試乗したら「ほんの数分で気分はノリノリ」|『雷神』の名をもつアルファロメオGTV

DOUBLE RED

1971年アルファロメオGTV 2000 byオシェとは、さてどんな車なのだろうか。実は名前の中にヒントが隠されている。「オシェ」とはアフリカの雷神を意味する。これはWorkshop Seventy7のオーナーであり、アフリカ出身のデビッド・レイン氏が名付けたものだ。

彼はエンジニアでもなければ、車のセールスマンでもない。元経営コンサルタントである彼の愛車は1970年製の911のボディに993エンジンとリアサスペンションを搭載し、レトロなカラーにRSダックテールで仕上げられたもので、現在はWorkshop Seventy7の敷地内に置かれている。彼は車好きが高じてある時ポルシェ911のオーダーメイドを依頼したのだ。しかし、作業が途中まで進んだところで、この仕事を請け負った会社が倒産してしまった。そこでレインは、隣のビルにあるワークショップを借り、彼のポルシェを修理してくれていた人たちを雇うことにした。これが後に「Workshop Seventy7」となる。彼らは元のショップから、工具を積んだ台車と911をそのまま隣に運び仕事を継続し、無事に車両を完成することができた。その噂が広まり、Workshop Seventy7にはさらに依頼が舞い込んだ。新しい建物と素晴らしいレストモッドの製作により、Workshop Seventy7の評判は高まっていった。

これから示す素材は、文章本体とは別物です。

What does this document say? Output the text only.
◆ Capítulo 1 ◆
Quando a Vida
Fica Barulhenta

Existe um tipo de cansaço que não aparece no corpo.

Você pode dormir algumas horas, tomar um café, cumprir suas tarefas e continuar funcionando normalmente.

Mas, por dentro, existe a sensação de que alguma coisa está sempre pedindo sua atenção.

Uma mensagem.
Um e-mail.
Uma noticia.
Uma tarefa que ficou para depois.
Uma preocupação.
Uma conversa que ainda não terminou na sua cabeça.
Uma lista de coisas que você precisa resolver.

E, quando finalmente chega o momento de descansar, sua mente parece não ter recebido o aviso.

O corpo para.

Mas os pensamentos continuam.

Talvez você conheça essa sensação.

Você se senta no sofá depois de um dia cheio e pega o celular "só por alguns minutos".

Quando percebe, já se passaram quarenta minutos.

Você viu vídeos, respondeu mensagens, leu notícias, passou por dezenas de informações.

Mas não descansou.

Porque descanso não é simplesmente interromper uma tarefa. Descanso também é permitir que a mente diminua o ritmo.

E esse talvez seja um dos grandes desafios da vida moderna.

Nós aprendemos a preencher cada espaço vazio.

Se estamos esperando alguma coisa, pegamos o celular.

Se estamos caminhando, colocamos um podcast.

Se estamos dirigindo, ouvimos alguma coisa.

取材時に進行していたプロジェクトは、オシェ911、ランドローバー、トヨタ・スープラのターボチャージャー搭載車。 BMW 3.0 CSLはまだ入庫したばかりだ。そしてこのアルファロメオは、スープラを注文した若い企業家からのオーダー。もう完成間近だ。



「この車は911にインスパイアされたものです」とレイン氏は言う。「高速道路での使用やサーキット走行も想定していますが、パワフルでピーキーすぎる車にするのではなく、トルクと扱いやすさを重視しました。また、スタンスとして非常に重要なのは、軽量であること。まさしくalleggerita(イタリア語で軽量化の意味)です」

そのため、多くのフィッティングに穴が開けられ、インテリアは911 RS風のシートやドアストラップ、アルカンターラのダッシュカバーなど、ミニマムなものにされている。105クーペのキャビンのように、控えめで繊細、そして親しみやすい空間だ。ブレーキはアップグレードされ、エンジンコンポーネントは地元のスペシャリストであるナイトエンジンサービスが手がけ、Workshop Seventy7で組み立てと準備が行われた。ガツンとくるウェーバー製のキャブレターももちろん改造され、その中にはホットカムも含まれている。180bhpを目指していたが、すでにテスト済みで、140bhpをはるかに超える出力が得られている。



「ボディは南アフリカから運ばれてきたものです。すでにレストアとペイントが施され、あとは組み立てを待つばかりです。もう少し手を加える必要があるかもしれませんが、オーナーにこの車を実際に使っていただいた上で、必要な修正を加えたいと思っています」とレイン氏は話す。

シルバーストンからさほど離れていないノーサンプトンシャーの一角で、曲がりくねった小径を楽しむ時が来た。アルファは深い唸り声とともに目覚め、回転数が上がるにつれて、より雄叫びに近い音を発する。トルクは豊富だが、トップエンドの推進力を犠牲にしているわけではない。見た目と同様に速く感じられ、回転も敏捷だ。シフトチェンジも正確で、ステアリングは鋭く、フィーリングが良く、緩みもない。コーナリングも軽快にこなし、ロールもなく、ほんの数分で気分はノリノリだ。気がつくと笑い声が聞こえてくるような楽しい車だった。



ちなみに、でこぼこ道でのエグゾーストの引っかかりや、ブレーキの断続的な反応など、いくつかの不具合も見られたが、シェイクダウンテストを重ねた結果、解決されているとのことだ。